BEIJING : China’s industrial output rose 5.3per cent in August from a year earlier, the weakest pace since July 2020, while growth of retail sales also slowed significantly and missed expectations, official data showed on Wednesday.
The growth of factory output was slower than a 5.8per cent year-on-year increase tipped by a Reuters poll of analysts, and compared with a 6.4per cent increase in July.
COVID-19 controls, prolonged semiconductor shortages and curbs on high-polluting industries have disrupted activity in the world’s second-biggest economy.
China’s vehicle sales slid in July for a third consecutive month, partly driven by the global auto chip shortages. In a bid to provide some relief for the sector, China’s market regulator on Friday fined three auto chip sales companies for driving up prices.
Some steel producers in China’s Jiangsu, Fujian and Yunnan provinces were told by the government to cut production as the country aims to curb industrial pollution.[L1N2QC0CF]
Growth in retail sales took a big hit from rising local COVID-19 cases. Sales only rose 2.5per cent in August from a year ago, much lower than the forecast 7.0per cent rise and marking the slowest clip since August last year.
It compared with an 8.5per cent uptick in July.
The Chinese economy made a remarkably strong revival from last year’s coronavirus-led slump, but momentum has slowed over the past few months as businesses grapple with sporadic COVID-19 outbreaks, supply bottlenecks and high raw materials.

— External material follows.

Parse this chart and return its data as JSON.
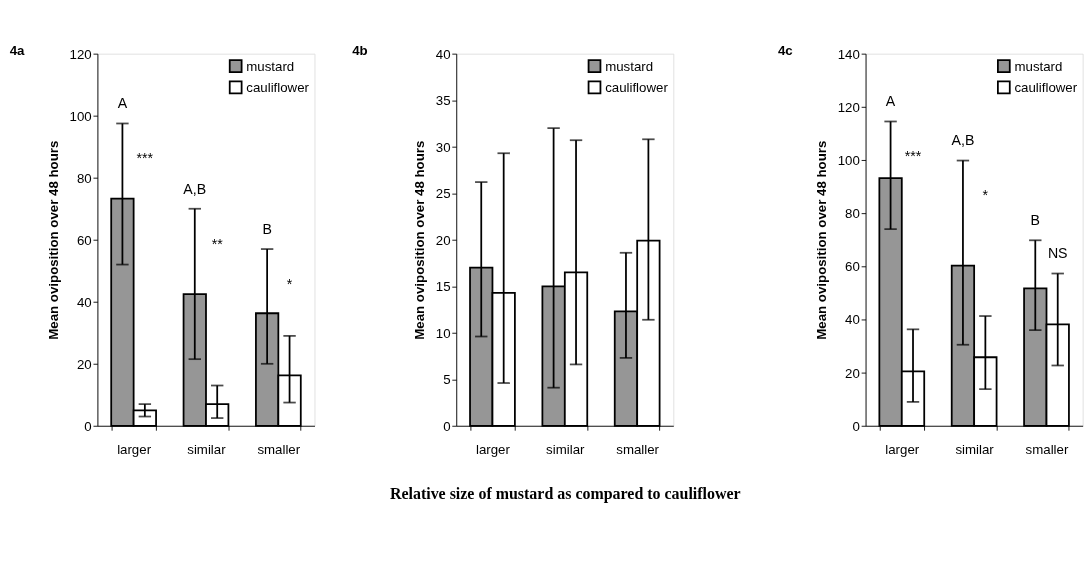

Social restrictions due to the COVID-19 Delta variant in several provinces have hit the catering, transportation, accommodation and entertainment industries.
China’s services activity slumped into contraction in August, a private sector survey showed, as restrictions to curb the COVID-19 virus threatened to derail the economic recovery.
KFC operator Yum China Holdings Inc, said on Tuesday its adjusted operating profit would take a 50per cent to 60per cent hit in the third quarter as the spread of the Delta variant in China led to restaurant closures and “sharply reduced sales”.
Fixed asset investment grew 8.9per cent in January-August from the same period a year ago, compared with a 9.0per cent rise tipped by a Reuters poll and a 10.3per cent increase in January-July.